Lesbian Activists Arrested At Focus HQ

They went to Focus on the Family world headquarters, took the guided tour, futilely asked to see ministry founder James Dobson, refused to leave, and got arrested.

It was pretty much what Dotti Berry and Robynne Sapp expected of their Monday.

The lesbian women, from Blaine, Wash., are activists of the nonviolent type who belong to Soulforce, a national civil rights group that fights for freedom for lesbians, gays, bisexuals and transgendered people. Specifically, this week Berry and Sapp wanted to exact a promise that Dobson would stop uttering “misleading statements about research on lesbian and gay parents” – essentially claiming that gay and lesbian couples are not fit to be parents.

  “Dobson and his staff at FotF have consistently misrepresented LGBT families as dangerous and undeserving of equal protection under the law,” noted Soulforce in a news release announcing this week’s action. “These dehumanizing portrayals are often bolstered by misleading references to social science research.”

Berry and Sapp got to Focus in time for the 11 a.m. tour. By 1:30 p.m. they had been arrested and were being led out of the building by police.

The action is the latest in a continuing string of protests by Soulforce members at the Colorado Springs ministry.

Last July nearly 100 activists participated in a march, beginning on the steps of the state capitol in Denver for 70 miles to the front doors of Focus on the Family in northern Colorado Springs.

Their message, as always: They are not freaks, they are not pedophiles, they are not mentally unbalanced. They are gay. They are faithful. They have partners and families. They are actual, real, live human beings.

They were not welcomed at the ministry with open arms. Nor were they welcomed the year before, on May Day 2005, when they staged a 700-person-strong nonviolent rally there.
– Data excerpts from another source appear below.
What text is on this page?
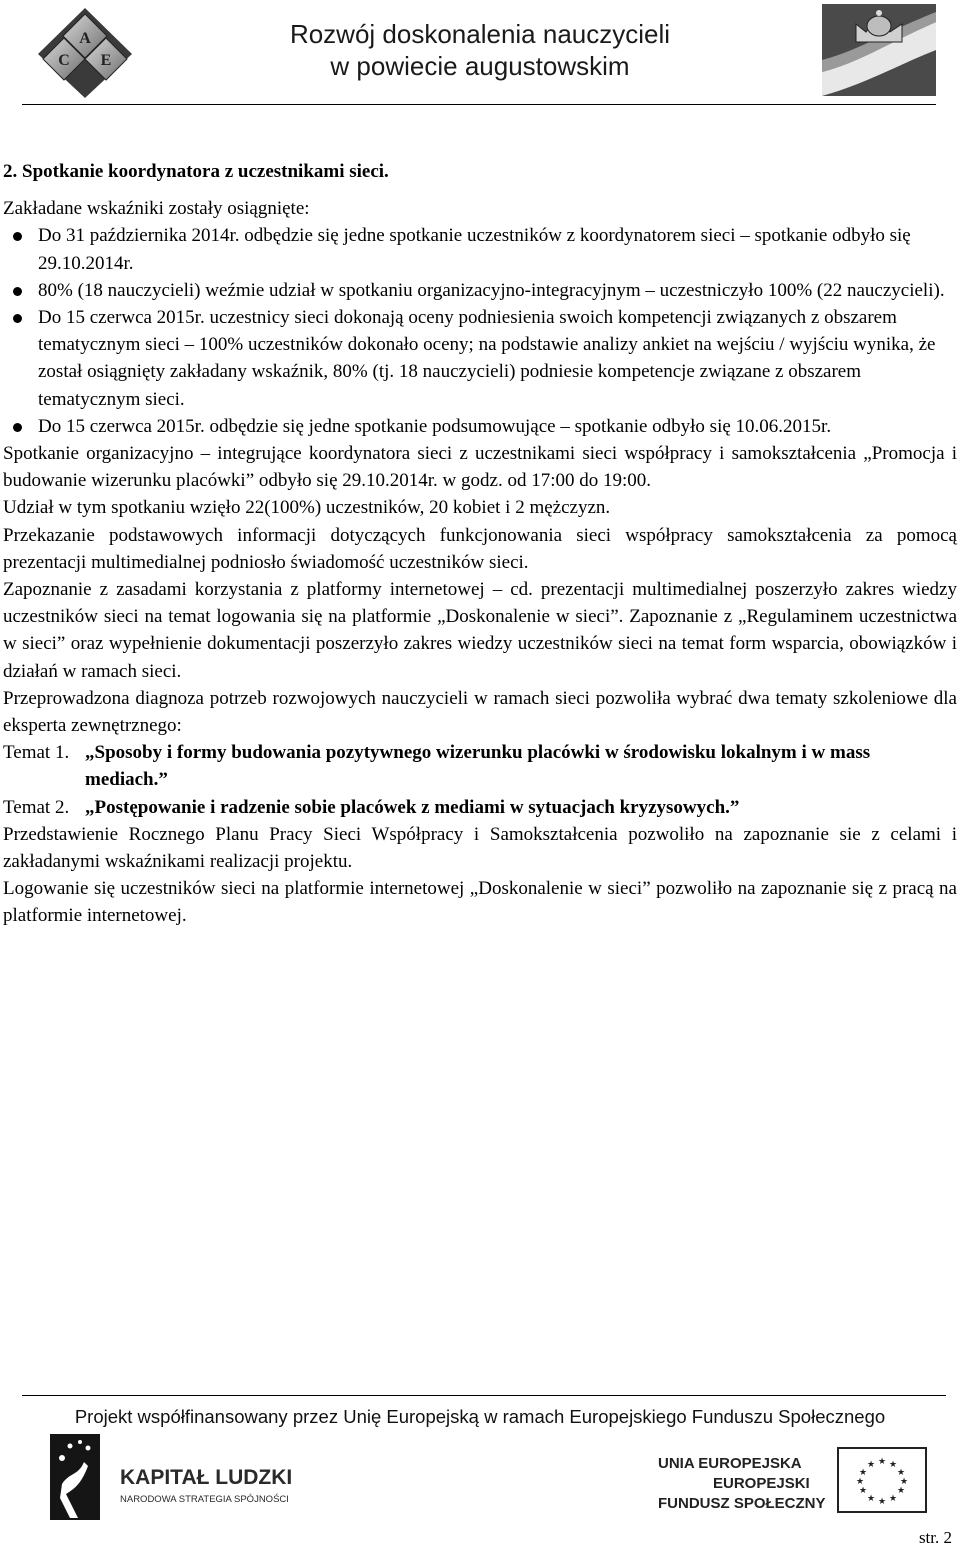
A
C E
Rozwój doskonalenia nauczycieli
w powiecie augustowskim

2. Spotkanie koordynatora z uczestnikami sieci.

Zakładane wskaźniki zostały osiągnięte:

Do 31 października 2014r. odbędzie się jedne spotkanie uczestników z koordynatorem sieci – spotkanie odbyło się 29.10.2014r.
80% (18 nauczycieli) weźmie udział w spotkaniu organizacyjno-integracyjnym – uczestniczyło 100% (22 nauczycieli).
Do 15 czerwca 2015r. uczestnicy sieci dokonają oceny podniesienia swoich kompetencji związanych z obszarem tematycznym sieci – 100% uczestników dokonało oceny; na podstawie analizy ankiet na wejściu / wyjściu wynika, że został osiągnięty zakładany wskaźnik, 80% (tj. 18 nauczycieli) podniesie kompetencje związane z obszarem tematycznym sieci.
Do 15 czerwca 2015r. odbędzie się jedne spotkanie podsumowujące – spotkanie odbyło się 10.06.2015r.

Spotkanie organizacyjno – integrujące koordynatora sieci z uczestnikami sieci współpracy i samokształcenia „Promocja i budowanie wizerunku placówki” odbyło się 29.10.2014r. w godz. od 17:00 do 19:00.

Udział w tym spotkaniu wzięło 22(100%) uczestników, 20 kobiet i 2 mężczyzn.

Przekazanie podstawowych informacji dotyczących funkcjonowania sieci współpracy samokształcenia za pomocą prezentacji multimedialnej podniosło świadomość uczestników sieci.

Zapoznanie z zasadami korzystania z platformy internetowej – cd. prezentacji multimedialnej poszerzyło zakres wiedzy uczestników sieci na temat logowania się na platformie „Doskonalenie w sieci”. Zapoznanie z „Regulaminem uczestnictwa w sieci” oraz wypełnienie dokumentacji poszerzyło zakres wiedzy uczestników sieci na temat form wsparcia, obowiązków i działań w ramach sieci.

Przeprowadzona diagnoza potrzeb rozwojowych nauczycieli w ramach sieci pozwoliła wybrać dwa tematy szkoleniowe dla eksperta zewnętrznego:

Temat 1. „Sposoby i formy budowania pozytywnego wizerunku placówki w środowisku lokalnym i w mass mediach.”
Temat 2. „Postępowanie i radzenie sobie placówek z mediami w sytuacjach kryzysowych.”

Przedstawienie Rocznego Planu Pracy Sieci Współpracy i Samokształcenia pozwoliło na zapoznanie sie z celami i zakładanymi wskaźnikami realizacji projektu.

Logowanie się uczestników sieci na platformie internetowej „Doskonalenie w sieci” pozwoliło na zapoznanie się z pracą na platformie internetowej.

Projekt współfinansowany przez Unię Europejską w ramach Europejskiego Funduszu Społecznego
KAPITAŁ LUDZKI
NARODOWA STRATEGIA SPÓJNOŚCI
UNIA EUROPEJSKA
EUROPEJSKI
FUNDUSZ SPOŁECZNY
★ ★
★
★
★
★
★
★
★
★
★
★
str. 2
The gay activists had hoped to tour the digs, but, rather than risk the prospect of happy same-gender couples frolicking hand-in-hand through their broad hallways, or eating a snack in their chapelteria, Focus on the Family pulled up the drawbridge, barring all visitors for the day. Ministry executives refused to meet with Soulforce representatives, claiming its execs were all out of town.

Soulforce is co-founded by Mel White. A former ghostwriter for evangelicals like Jerry Falwell and Pat Robertson, White burned through more than $100,000 trying to “cure” himself of his homosexuality. He tried psychotherapy, electroshock, exorcism. None of it worked.

In an April 2004 interview with the Colorado Springs Independent, White explained what he and other Soulforce activists ultimately hope to accomplish.

“At the heart of it is the model of intervention. When a family finds a family member who is destructive to herself or to her community, they have to intervene. They simply take that person aside and say, ‘Since you can’t see that you need help, we’re going to have to help you get help.’

“And so we’re intervening [at Focus on the Family] because Mr. Dobson leads a double life. His rhetoric has gotten so irresponsible and so destructive; he says one thing to certain publics and he says a total other thing to others. He will say, for example, to a rally in Washington, D.C., that we’ve videotaped recently, that we need to treat gay people with dignity and respect. And everybody cheered. And then he goes on to say to ‘you moms and dads’ that we homosexuals are the worst possible threat to your children. That we are child molesters, that we shouldn’t be allowed to teach or coach or foster care or adopt.

“You can’t say both things. His rhetoric leads to hatred and he is not being held accountable for it. We are coming to Colorado Springs to try to help him to understand the tragic consequences of his hyperbole and his half-truths and his lies. We’re trying to hold him accountable and say this area, this part of Colorado Springs, this world headquarters, is a source of toxic rhetoric that is poisoning the national discourse. He’s poisoning the air against millions of innocent Americans who do not in any way reflect the lies that he tells about us.